Solid methane hybrid rocket engine. Regression speed increase by oxidizer doping and embedding wires. Vehicle optimization application through motor parameters.

Abstract

This paper presents a novel fuel to be considered for hybrid rocket motors: solid methane. We are showing the potential that this fuel has for hybrid rocket motors from technical perspective as well as from economical perspective. We present an internal ballistic model used to design a hybrid rocket motor with solid methane. We also present a comparison table for solid methane and various cryogenic and non-cryogenic oxidizers. The maximum specific impulse is obtained for the solid methane-LOX pair with a value of ∼315 seconds under specific conditions.

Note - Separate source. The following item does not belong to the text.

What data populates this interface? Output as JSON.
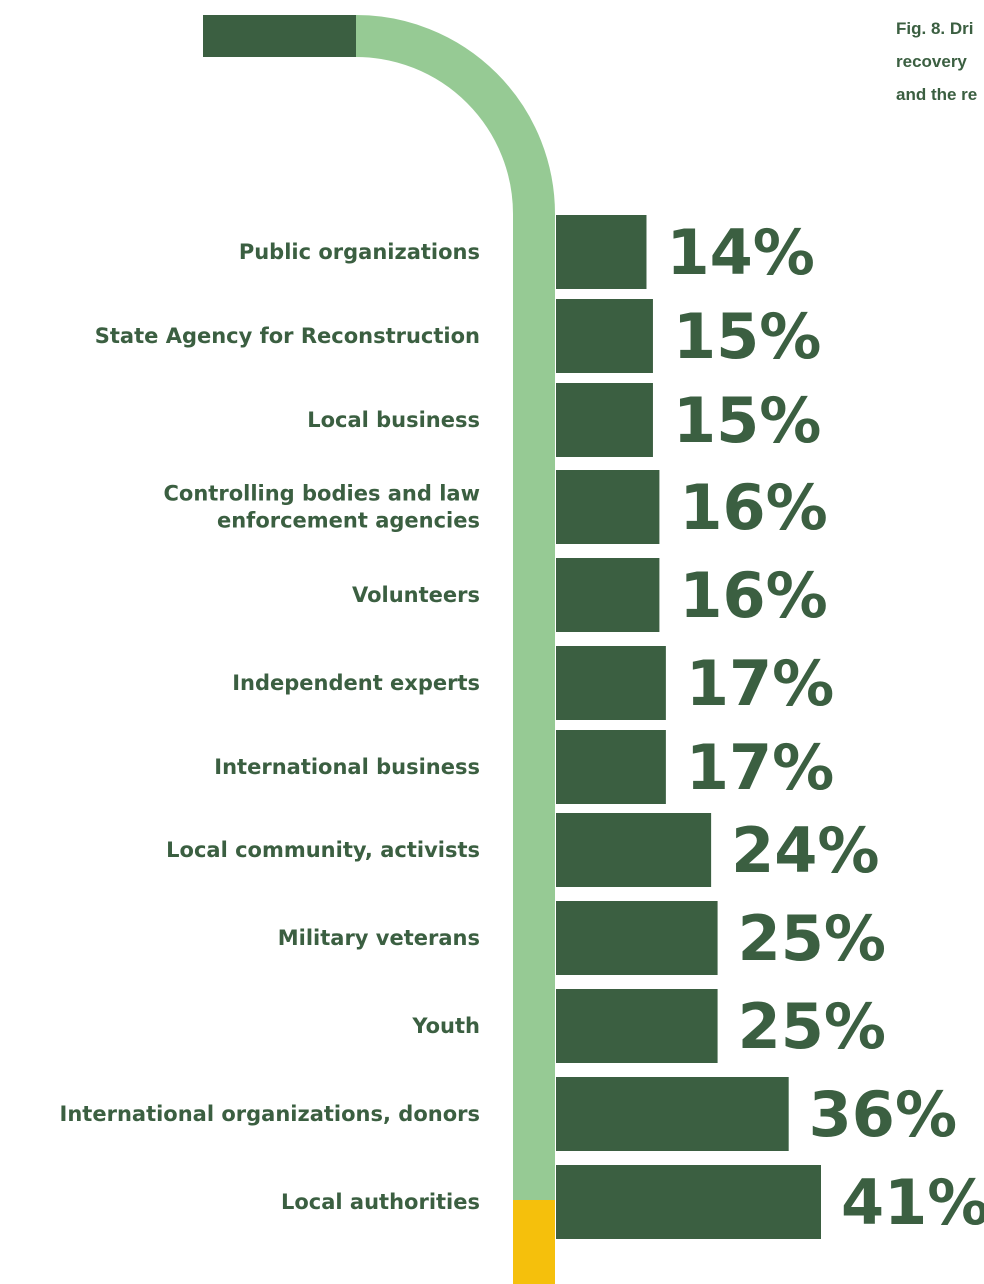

Although a solid methane-LOX motor shows higher than averages values for the regression speed, these values are still low by performance standards. We present two models that predict the regression speed increase for embedding wires and for oxidizer doping with a factor of ∼2–3. An experimental setup that can be used to verify these models is further presented in the paper. Finally, we present a potential application for solid methane hybrid rocket motors in the form of an upper stage propulsion unit for orbital/suborbital vehicles. We find a practical interdependence relation between structural optimization (dry mass) of the launcher and the performance parameters of the motor. We present a study case of such a vehicle intended to place a 50 kg payload on low earth orbit (300 to 500 km altitude). Developing such a launcher is both environmentally safer than current approaches and economically more efficient because methane reserves are a rich resource worldwide.